RBAC vs ABAC: Choosing a Permissions Model for a Real Product

Role-based access control is the right default for most products, and we reach for it first almost every time. A handful of named roles — admin, manager, member, viewer — mapped to a fixed set of permissions covers the majority of B2B SaaS products we build, and it's easy to reason about, easy to audit, and cheap to implement with a roles and permissions join table.
It breaks down when permissions depend on relationships between the user and the resource rather than the user's fixed role. For a healthcare scheduling platform, a 'manager' role wasn't enough — a clinic manager could only manage staff within their own clinic, and a regional director could manage staff across clinics in their region but not others. Bolting that onto RBAC meant an explosion of clinic-scoped and region-scoped role variants.
We rebuilt the permission check as attribute-based: instead of asking 'does this user have the manage_staff role,' we asked 'does this user have manage_staff permission AND does resource.clinic_id belong to a clinic in user.managed_clinics.' We implemented this with a policy engine (we used Oso, though Casbin would have worked equally well) rather than hand-rolling condition logic scattered across controllers.
The cost of ABAC is real: policies are harder to unit test exhaustively, and a junior engineer can't glance at a roles table and know who can do what — you have to trace the policy logic.
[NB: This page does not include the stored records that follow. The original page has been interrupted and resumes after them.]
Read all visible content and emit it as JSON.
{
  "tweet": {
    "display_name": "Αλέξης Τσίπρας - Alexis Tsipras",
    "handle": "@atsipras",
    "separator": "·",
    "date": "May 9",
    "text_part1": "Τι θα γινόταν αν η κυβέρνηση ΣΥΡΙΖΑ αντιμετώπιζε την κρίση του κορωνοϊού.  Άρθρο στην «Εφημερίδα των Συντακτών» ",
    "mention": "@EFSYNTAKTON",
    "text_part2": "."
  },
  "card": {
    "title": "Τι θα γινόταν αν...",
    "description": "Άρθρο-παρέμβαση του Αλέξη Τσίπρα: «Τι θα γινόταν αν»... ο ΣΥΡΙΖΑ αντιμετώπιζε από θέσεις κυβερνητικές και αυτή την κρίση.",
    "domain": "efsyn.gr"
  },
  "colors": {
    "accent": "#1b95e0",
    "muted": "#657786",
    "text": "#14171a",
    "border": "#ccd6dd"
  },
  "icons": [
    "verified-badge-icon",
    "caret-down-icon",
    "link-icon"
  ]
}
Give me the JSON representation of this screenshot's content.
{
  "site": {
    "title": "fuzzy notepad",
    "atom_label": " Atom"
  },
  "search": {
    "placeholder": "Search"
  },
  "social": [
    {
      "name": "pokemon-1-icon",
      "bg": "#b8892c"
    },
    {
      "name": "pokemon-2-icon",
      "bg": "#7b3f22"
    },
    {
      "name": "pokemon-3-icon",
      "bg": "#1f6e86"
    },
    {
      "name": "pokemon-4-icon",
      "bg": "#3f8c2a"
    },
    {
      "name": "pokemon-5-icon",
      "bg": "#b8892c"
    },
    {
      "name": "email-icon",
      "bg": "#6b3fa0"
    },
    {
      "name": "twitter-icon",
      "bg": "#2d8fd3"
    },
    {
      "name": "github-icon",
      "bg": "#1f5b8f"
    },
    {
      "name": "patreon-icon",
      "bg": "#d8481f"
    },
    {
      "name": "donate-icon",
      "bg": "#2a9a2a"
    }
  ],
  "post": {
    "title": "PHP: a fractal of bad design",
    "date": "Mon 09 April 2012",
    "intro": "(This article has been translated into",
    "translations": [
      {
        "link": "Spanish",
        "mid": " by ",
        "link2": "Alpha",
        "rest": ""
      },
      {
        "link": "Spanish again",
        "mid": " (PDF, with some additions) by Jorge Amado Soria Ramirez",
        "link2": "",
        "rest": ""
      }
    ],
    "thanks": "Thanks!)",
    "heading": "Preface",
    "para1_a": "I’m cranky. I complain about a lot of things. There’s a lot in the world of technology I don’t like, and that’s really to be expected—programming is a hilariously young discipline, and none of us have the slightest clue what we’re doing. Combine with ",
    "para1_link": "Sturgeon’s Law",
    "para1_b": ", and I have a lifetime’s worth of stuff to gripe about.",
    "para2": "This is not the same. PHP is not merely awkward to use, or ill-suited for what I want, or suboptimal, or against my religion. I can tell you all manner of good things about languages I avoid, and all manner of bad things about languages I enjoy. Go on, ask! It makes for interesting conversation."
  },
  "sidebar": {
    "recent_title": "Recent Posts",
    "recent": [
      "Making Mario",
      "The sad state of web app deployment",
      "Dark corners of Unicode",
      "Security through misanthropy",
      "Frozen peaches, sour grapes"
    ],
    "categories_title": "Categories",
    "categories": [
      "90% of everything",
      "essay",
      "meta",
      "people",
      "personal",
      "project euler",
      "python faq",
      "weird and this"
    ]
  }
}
We mitigated this by writing a permission-matrix test suite that runs every (user, action, resource) combination we care about against expected outcomes, about 140 cases, and runs on every PR touching the policy files.
Our rule of thumb now: start with RBAC. Move to ABAC only when you catch yourself creating role variants to encode a relationship — 'clinic_manager_east,' 'clinic_manager_west' — rather than a genuinely different permission set. That naming pattern is the tell that you're modeling data, not roles.